Czytając ten wywiad miała wrażenie, że pewna ważna rzecz nie przebiła się jeszcze do powszechnej świadomości. Trudno mówić o jasnym podziale na dobrych i złych ludzi, na ofiary, sprawców i świadków. Bywało przecież, że ktoś był jednocześnie bohaterem polskiego podziemia, ratującym Polaków z opresji, i w tym samym czasie robiącym krzywdę Żydom. Ta sama osoba mogła być polskim więźniem obozu koncentracyjnego i jednocześnie przyczynić się do śmierci żydowskich współwięźniów. Ludzie zachowywali się różnie w czasie wojny, a złe rzeczy robili niekoniecznie po to, by przeżyć, ale czasem ze zwykłej nienawiści lub antysemityzmu.
Istotnym wątkiem w wywiadzie są Sprawiedliwi i to, że Szymon Datner w 1968 r. wydał książkę „Las Sprawiedliwych”. „Ojciec okłamywał siebie i zakłamywał historyczną prawdę” – mówi o tej publikacji Helena Datner. Tłumaczy, że chciał być akceptowany. To nie jest odosobnione uczucie. Wielu ocalałych z Holokaustu Żydów chciało po wojnie już się nie wyróżniać, wtopić w polskich tłum. Zostawali przy „aryjskich” nazwiskach, w grudniu ubierali choinki, dzieciom nie wspominali o żydowskim pochodzeniu. Nie chcieli się wyróżniać, bo nie chcieli narażać się już więcej na żadne niebezpieczeństwo.
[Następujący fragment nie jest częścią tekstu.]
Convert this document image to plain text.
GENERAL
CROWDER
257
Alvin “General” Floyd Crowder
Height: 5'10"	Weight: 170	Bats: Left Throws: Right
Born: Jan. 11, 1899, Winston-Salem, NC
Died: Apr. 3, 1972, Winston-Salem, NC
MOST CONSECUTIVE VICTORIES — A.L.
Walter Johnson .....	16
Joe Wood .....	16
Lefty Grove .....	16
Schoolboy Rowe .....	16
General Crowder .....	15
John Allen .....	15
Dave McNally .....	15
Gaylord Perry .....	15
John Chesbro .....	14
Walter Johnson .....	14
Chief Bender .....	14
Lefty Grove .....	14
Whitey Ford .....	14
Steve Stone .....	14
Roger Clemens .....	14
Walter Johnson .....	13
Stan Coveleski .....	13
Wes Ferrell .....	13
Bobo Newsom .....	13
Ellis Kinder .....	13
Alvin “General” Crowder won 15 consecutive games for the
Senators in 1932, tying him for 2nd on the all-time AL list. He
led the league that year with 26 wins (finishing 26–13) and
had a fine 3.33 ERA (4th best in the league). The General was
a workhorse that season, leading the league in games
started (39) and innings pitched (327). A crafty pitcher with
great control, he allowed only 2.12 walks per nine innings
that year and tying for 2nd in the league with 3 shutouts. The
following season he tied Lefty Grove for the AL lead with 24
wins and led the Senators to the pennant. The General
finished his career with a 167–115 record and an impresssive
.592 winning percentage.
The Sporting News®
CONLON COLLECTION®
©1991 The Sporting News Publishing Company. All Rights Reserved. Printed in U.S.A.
To, że dziś ktoś może bać się w pociągu wspomnieć o swoim żydowskim pochodzeniu, pokazuje, że tamte obawy były jak najbardziej uzasadnione.
Dobrze, że taki wywiad się ukazał. Szkoda, że zrobiła go ewidentnie nieprzygotowana dziennikarka. Szkoda też, że z drukowanej wersji zniknęło zatwierdzone w autoryzacji zdanie, wypowiedziane przez Helenę Datner: „Gross napisał książkę o polskich sprawcach, a przeciwko niemu stanął aparat państwa, podobnie jak teraz przeciwko Engelking i Grabowskiemu. A oni tylko konstatowali fakty, które mają pełne potwierdzenie historyczne”. Być może te fakty nie wszystkim odpowiadają.